The Biden-era border crisis has been reversed in a matter of months, and the Trump administration isn’t shy about showing its work. On Monday, as President Donald Trump marked his first 100 days back in office, the White House laid out its accomplishments in securing the southern border—and it didn’t do it with words alone.

Instead, they delivered a visual gut punch: 100 posters lined across the White House lawn, each featuring the mugshot of an illegal alien arrested for a violent crime, complete with the charges listed underneath. It was a calculated move—both in optics and messaging—and it had exactly the effect it was designed to have.


The signs weren’t just for visitors or reporters attending the press briefing on immigration enforcement. As MSNBC’s Jonathan Lemire nervously pointed out, the posters were placed directly behind the network camera positions typically used for live shots. “If you’re doing a hit from the White House right now, those pictures will be behind you,” he admitted, clearly not thrilled about it.

Mission accomplished.

MSNBC refused to refer to the criminals on the posters as “illegal aliens.” Instead, they opted for the softer euphemism “unauthorized immigrants,” further revealing their editorial bias. No one in the Trump administration is using language that minimizes what these individuals have done or how they entered the country. The legal term is clear: illegal alien. Watering it down only serves to blur public understanding—intentionally.

But the real entertainment came from the media’s scramble to manage the optics. MSNBC guest and Voto Latino CEO María Teresa Kumar took the pearl-clutching a step further by urging outlets to blur the mugshots, citing concerns about “due process.”


Here’s the problem: mugshots are standard media content. News outlets publish them every day when covering crime. And yet, in this case—when the suspects are illegal immigrants involved in violent crimes—the media suddenly gets squeamish. That’s not concern for legal process. That’s political shielding, plain and simple.

Kumar also claimed that the media must “present only the facts.” But blurring images is not factual reporting—it’s deliberate obfuscation.
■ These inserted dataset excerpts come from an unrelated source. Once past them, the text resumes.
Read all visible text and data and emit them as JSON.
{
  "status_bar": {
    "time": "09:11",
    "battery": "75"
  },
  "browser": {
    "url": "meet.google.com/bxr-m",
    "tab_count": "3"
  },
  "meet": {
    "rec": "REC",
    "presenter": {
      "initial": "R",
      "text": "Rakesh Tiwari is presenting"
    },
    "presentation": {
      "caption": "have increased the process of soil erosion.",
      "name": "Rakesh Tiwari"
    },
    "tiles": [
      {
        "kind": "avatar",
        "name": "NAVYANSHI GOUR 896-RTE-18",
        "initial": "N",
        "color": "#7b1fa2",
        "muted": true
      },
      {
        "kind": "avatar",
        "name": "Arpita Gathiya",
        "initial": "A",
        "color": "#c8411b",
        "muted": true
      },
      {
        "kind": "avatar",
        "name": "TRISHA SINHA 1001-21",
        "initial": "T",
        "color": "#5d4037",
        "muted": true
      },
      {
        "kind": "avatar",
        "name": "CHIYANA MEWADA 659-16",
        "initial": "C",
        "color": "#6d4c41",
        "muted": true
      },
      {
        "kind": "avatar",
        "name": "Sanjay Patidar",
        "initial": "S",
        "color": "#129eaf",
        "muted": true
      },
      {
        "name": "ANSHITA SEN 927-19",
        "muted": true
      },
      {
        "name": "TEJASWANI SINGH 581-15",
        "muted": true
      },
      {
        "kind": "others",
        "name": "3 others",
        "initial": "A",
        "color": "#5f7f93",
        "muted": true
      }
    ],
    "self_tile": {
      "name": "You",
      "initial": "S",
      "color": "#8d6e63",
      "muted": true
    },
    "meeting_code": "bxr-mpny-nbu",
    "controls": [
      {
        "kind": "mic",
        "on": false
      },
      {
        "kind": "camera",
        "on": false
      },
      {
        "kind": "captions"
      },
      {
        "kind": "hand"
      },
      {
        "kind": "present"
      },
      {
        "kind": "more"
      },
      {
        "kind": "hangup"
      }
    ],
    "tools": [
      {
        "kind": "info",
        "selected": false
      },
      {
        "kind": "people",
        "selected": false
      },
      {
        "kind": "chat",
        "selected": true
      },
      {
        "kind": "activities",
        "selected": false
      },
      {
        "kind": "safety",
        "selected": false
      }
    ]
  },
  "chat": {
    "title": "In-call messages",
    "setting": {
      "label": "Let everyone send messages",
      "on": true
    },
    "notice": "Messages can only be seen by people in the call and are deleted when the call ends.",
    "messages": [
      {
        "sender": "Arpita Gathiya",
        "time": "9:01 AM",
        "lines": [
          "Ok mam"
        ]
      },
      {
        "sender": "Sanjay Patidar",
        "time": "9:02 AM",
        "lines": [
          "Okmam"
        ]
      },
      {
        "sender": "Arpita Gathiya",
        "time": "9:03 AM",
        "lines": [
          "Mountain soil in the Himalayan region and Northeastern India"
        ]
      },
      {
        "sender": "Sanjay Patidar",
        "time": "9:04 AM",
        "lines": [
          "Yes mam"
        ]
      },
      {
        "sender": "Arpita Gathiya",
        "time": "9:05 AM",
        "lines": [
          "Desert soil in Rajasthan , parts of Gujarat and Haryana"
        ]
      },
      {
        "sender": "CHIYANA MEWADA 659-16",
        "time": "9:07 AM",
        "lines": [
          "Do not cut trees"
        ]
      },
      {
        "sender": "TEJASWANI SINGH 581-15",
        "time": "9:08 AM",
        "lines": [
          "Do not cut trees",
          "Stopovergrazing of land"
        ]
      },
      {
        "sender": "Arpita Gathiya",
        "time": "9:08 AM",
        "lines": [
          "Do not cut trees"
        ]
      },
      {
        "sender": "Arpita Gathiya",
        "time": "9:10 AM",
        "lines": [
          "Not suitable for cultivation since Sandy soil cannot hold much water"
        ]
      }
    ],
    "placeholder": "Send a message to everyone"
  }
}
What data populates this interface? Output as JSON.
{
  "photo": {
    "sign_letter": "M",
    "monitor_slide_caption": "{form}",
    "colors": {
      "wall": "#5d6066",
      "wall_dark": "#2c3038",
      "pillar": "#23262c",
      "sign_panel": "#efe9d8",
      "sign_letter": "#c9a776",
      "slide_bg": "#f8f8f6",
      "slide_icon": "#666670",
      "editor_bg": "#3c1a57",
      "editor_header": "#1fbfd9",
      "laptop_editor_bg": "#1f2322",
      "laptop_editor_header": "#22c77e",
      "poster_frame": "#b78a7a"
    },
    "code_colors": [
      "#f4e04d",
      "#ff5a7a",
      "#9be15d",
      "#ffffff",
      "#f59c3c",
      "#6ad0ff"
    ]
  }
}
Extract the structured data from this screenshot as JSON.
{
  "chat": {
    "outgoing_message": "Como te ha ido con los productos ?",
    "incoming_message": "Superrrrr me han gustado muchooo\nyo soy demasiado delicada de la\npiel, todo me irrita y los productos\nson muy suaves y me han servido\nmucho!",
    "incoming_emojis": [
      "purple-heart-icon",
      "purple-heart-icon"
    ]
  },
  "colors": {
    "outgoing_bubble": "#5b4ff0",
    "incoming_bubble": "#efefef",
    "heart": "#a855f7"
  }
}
And coming from MSNBC, a network with a long and well-documented history of biased reporting, the appeal to journalistic integrity rings hollow.

Ironically, by drawing attention to the posters, MSNBC only amplified the White House’s message. The network tried to spin the story, but in doing so, ended up giving it more oxygen. People who might have missed the display on the lawn are now talking about it because MSNBC told them to look—exactly what the Trump team was counting on.